In this case, we’ll select all the fields to monitor changes, including Employee ID which is our primary key field. It is important to note here that it is mandatory to select the primary key field of a table. After the selection, click on OK.
A confirmation dialogue box appears, click on OK again. Trigger Based CDC has now been enabled.
Now, right-click on the source object and proceed to Change Data Capture.
Here, you can see that the Change Data Capture is enabled on the table.
In case you require the complete database table to be loaded regardless of any changes on the first run of the dataflow, select the checkbox titled Perform full load on first run from the properties of the source object.
Next, set up the destination table where a store of the data is to be kept as it updates in the source table.
Add a database destination object by going to Toolbox > Destinations > Database Table Destination.
Configure it by opening its properties. Click Next after selecting the database where you want the store to be.
In our case, the table is already present in our database, and can be selected from the Pick Table option.
In the Define Input Ports for Mapping section, it is preferable to select the Upsert checkbox with a CDC enabled source as the incoming data can contain new as well as updated records. In the Select Fields for Matching Database Record, choose the EmployeeID which is also the primary key and is unique for each record in our database table.
To further learn about the Database Table Destination object, click here.
Now, map all the fields from the Database Table Source to the Database Destination object.
Run the dataflow, in the job progress window you can see that the nine entries from the source table have been read and written to the destination table.
Now, run the dataflow again, you can see in the Job Progress window that there is no input at all. Meaning that the Database Table Source object did not load any data from the database table.
A new record has now been added to the Employees source table. On running the dataflow again, you can see in the job progress window that there is one input and consequently one output written to the destination table. That is to say that our database source object only accessed the new entry of the source table.
Similarly, if any records get updated, they will be automatically detected and processed.
In the Data Source Browser in the relevant database, after enabling the CDC in the relevant source you can see that Astera creates tables for the management of CDC. An info table and an Astera table for the Employees table were created for this particular use case.
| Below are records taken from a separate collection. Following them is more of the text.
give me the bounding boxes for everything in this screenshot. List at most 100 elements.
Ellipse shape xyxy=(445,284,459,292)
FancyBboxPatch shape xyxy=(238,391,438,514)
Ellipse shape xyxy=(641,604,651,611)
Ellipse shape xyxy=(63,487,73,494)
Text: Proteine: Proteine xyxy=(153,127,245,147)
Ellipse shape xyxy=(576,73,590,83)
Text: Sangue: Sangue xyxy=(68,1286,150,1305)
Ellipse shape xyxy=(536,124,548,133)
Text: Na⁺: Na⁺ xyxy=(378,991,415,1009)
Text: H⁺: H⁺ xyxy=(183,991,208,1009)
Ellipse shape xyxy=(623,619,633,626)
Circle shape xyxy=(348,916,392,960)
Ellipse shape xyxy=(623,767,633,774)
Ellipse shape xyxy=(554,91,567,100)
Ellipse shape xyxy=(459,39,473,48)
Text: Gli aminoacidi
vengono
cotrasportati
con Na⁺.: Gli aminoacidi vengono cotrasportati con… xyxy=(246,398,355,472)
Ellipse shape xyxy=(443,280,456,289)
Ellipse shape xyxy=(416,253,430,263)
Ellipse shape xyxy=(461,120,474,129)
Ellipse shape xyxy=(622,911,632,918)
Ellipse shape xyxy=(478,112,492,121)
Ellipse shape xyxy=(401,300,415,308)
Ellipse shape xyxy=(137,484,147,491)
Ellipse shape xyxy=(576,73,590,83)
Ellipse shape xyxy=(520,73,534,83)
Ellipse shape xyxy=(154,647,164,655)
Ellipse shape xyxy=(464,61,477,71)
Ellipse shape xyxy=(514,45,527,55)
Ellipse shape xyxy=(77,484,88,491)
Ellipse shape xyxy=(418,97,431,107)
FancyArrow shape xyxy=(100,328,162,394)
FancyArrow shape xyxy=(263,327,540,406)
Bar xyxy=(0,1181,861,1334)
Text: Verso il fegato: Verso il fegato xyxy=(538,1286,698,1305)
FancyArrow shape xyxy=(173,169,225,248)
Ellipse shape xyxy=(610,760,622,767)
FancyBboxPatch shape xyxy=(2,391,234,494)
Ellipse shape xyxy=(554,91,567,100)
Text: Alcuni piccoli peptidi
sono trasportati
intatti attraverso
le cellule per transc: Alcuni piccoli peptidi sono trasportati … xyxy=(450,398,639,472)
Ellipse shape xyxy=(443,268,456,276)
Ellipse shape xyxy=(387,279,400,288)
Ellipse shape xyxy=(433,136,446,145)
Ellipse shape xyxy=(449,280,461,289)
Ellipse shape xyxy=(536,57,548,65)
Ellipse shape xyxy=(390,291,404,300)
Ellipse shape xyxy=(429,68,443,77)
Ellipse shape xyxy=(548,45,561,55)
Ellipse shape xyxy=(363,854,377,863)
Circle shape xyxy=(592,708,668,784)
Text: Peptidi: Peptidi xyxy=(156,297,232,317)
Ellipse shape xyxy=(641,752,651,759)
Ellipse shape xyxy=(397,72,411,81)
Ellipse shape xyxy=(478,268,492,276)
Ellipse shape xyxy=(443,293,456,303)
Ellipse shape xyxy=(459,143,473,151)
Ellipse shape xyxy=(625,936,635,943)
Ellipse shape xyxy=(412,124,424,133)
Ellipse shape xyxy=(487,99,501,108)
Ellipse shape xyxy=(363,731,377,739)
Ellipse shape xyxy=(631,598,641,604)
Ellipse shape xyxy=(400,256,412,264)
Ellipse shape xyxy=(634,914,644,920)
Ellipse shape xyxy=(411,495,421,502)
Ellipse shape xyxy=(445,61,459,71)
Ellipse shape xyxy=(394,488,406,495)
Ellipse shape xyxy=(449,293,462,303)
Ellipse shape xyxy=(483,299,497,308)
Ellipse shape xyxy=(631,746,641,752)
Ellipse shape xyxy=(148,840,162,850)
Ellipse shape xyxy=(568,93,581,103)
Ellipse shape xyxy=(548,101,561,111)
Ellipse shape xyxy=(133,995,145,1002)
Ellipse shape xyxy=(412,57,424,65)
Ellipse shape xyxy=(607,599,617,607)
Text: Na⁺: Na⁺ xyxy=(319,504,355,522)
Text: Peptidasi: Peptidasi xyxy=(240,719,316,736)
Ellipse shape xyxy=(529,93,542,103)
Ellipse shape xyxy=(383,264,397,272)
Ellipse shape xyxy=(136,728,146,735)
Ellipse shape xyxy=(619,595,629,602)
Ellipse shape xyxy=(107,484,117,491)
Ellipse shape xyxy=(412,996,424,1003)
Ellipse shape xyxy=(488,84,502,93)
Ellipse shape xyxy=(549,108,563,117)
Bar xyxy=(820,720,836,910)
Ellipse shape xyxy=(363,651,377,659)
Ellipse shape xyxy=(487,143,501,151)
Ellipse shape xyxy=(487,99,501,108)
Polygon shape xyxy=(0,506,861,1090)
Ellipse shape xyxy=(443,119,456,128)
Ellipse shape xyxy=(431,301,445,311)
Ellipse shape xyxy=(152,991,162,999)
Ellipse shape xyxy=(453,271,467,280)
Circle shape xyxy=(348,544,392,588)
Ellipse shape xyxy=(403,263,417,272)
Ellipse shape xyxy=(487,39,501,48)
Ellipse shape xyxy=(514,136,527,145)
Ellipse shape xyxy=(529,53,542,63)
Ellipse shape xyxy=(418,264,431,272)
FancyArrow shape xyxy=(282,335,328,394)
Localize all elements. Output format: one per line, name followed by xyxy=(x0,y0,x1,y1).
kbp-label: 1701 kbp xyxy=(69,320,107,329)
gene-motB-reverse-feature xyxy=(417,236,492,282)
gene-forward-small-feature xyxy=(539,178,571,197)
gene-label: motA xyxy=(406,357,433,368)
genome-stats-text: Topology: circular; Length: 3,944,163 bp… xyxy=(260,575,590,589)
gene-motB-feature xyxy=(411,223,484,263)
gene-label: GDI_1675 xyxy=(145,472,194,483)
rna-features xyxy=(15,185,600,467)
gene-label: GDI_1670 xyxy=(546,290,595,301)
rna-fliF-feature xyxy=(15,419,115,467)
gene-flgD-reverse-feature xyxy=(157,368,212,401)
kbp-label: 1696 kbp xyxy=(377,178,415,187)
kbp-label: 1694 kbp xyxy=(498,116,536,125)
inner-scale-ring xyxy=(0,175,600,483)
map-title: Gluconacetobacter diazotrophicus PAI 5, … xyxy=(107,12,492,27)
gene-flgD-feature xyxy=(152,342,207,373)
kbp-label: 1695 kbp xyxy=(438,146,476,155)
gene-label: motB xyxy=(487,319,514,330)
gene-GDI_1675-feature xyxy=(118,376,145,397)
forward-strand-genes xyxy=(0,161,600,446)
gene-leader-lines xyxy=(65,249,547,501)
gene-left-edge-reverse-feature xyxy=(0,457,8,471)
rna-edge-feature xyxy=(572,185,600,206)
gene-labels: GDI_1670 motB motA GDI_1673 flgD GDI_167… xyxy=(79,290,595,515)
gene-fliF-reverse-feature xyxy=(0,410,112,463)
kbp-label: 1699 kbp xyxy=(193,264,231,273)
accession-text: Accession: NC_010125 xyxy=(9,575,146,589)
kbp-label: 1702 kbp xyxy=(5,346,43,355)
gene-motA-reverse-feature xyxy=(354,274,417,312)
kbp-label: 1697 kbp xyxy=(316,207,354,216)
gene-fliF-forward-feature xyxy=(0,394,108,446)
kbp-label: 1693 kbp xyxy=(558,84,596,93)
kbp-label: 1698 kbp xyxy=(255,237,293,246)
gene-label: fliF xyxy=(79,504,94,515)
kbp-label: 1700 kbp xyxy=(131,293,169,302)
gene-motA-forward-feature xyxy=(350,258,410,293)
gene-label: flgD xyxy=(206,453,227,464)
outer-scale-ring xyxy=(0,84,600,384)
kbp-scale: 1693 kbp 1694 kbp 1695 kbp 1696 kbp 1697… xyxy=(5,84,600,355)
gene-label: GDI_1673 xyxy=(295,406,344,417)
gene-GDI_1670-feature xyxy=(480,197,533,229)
The CDC_CDCTABLESINFO_CP shows the tables for which the CDC has been enabled in the database and also the last time and date at which the data in the table was processed.
The Astera table is an audit table which stores the changes that occur with the data in the table for the fields for which CDC was enabled, the time at which the change occurred and the action (insertion, deletion or update) for that change. In our use case, CDC_dbo_Employees_CP is the Astera table.
When the read strategy Trigger based CDC is enabled, Astera uses these two tables on every run to check for any changes and loads them accordingly.
This concludes our article on Trigger Based CDC in Astera Data Stack.